When You Come to New York

I was initially mad about her leaving me. Of course, we had problems, but none of them, I considered, big enough that couldn't be resolved. Some, like the divorce, had already been tackled. But I did play a role in her decision, if only maybe indirectly. I had suggested the idea of her taking sometime with her parents and I still think it was a good decision, even though it took a lot of grief and sorrow. In order to evolve, you must suffer legitimately, what is necessary, so that you grow. Now we know and understand that we both made mistakes, and I made the greatest one of them all -I failed to see things through her lenses. I was logical and made a mistake in connecting with her, maybe seeing how hard it must have been to be home alone with a baby, a first-time mom with a history of manageable depression. No, I don't think she's an alcoholic; she just transforms herself, like alcohol does to us all. And though we may never imagine our lives without alcohol (if it wasn't for it, we would've probably never met in the first place!), but we can imagine ourselves as we are now, apart and more united than ever. No, we make gradual changes, mine have been no less than yours. I've seen how lovely your family has been to Julian, how he is loved and it feels me with joy, I feel an immense gratitude. Of course, that's not a favor to me, but we have this great connection, this tiny person who connects all through love.
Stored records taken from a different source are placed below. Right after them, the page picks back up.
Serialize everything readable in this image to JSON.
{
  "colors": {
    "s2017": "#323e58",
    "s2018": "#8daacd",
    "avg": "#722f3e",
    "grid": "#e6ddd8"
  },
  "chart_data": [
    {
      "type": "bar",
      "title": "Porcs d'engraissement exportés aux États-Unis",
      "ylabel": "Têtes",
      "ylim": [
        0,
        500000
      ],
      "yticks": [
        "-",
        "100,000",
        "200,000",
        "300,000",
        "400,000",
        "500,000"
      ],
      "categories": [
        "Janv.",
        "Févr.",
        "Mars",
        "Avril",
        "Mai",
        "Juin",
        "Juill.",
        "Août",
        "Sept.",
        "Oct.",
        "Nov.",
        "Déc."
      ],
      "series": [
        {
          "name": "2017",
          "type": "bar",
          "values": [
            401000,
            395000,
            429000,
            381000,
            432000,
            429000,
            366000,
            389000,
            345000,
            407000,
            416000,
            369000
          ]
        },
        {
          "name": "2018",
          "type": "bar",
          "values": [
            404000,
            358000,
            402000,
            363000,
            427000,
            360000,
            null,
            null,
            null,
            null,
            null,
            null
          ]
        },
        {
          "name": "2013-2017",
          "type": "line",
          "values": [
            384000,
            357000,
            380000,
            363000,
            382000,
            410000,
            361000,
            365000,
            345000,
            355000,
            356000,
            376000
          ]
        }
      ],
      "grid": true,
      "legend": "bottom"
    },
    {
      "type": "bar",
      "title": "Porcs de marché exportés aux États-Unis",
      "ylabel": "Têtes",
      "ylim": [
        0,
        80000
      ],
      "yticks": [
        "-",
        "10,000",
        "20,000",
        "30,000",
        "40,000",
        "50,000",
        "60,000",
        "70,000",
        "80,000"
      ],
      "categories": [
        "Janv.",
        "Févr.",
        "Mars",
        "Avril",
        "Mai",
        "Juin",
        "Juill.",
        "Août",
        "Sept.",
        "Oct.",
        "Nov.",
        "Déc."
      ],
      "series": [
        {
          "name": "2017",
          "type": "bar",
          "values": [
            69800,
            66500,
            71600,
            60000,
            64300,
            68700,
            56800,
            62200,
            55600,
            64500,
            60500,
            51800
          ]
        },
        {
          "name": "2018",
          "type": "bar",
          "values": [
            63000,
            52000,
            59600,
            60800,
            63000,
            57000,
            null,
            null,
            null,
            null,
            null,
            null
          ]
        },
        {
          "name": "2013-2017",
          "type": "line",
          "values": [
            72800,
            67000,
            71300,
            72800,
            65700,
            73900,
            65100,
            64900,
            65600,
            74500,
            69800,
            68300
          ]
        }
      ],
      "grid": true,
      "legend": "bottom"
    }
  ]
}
Anger melted since I know that I am no longer resentful, not as hormonal as I was when I wasn't working out, over-worked and out of shape with a baby and a sour relationship, no sex, a newborn home, a girlfriend, and a second family, I had no life. It took a load off me, it relieved me from the stress of dealing with all the problems two grown adults with different views and opinions to get alone. It's easier to get alone in a larger home, like the one they enjoy in her hometown. All the good outweighs the bad, and the most of the bad has just really been about stupid drama and incredible amounts of stress we weren't prepare to deal with. The way things are, we know we care about each other, at least it's true of me. Not caring for you is like not caring for my son. Loving him and seeing the love he gets, makes it easier for me to be away from him. We can and will amend some of the issues distance brings. Mostly, that I miss you guys and I'd love to see you again, not too long from now. I also want to see you come to New York and see my family, they love you guys. Of course, they've stood in the sidelines just out of respect, but everyone of them, at least the ones that matter, always cheered for us. No, I am not trying to seduce you and take you back into my nest, but you have to know that you have a home here. And that when you come to New York, my door is open. To you and your family, anytime.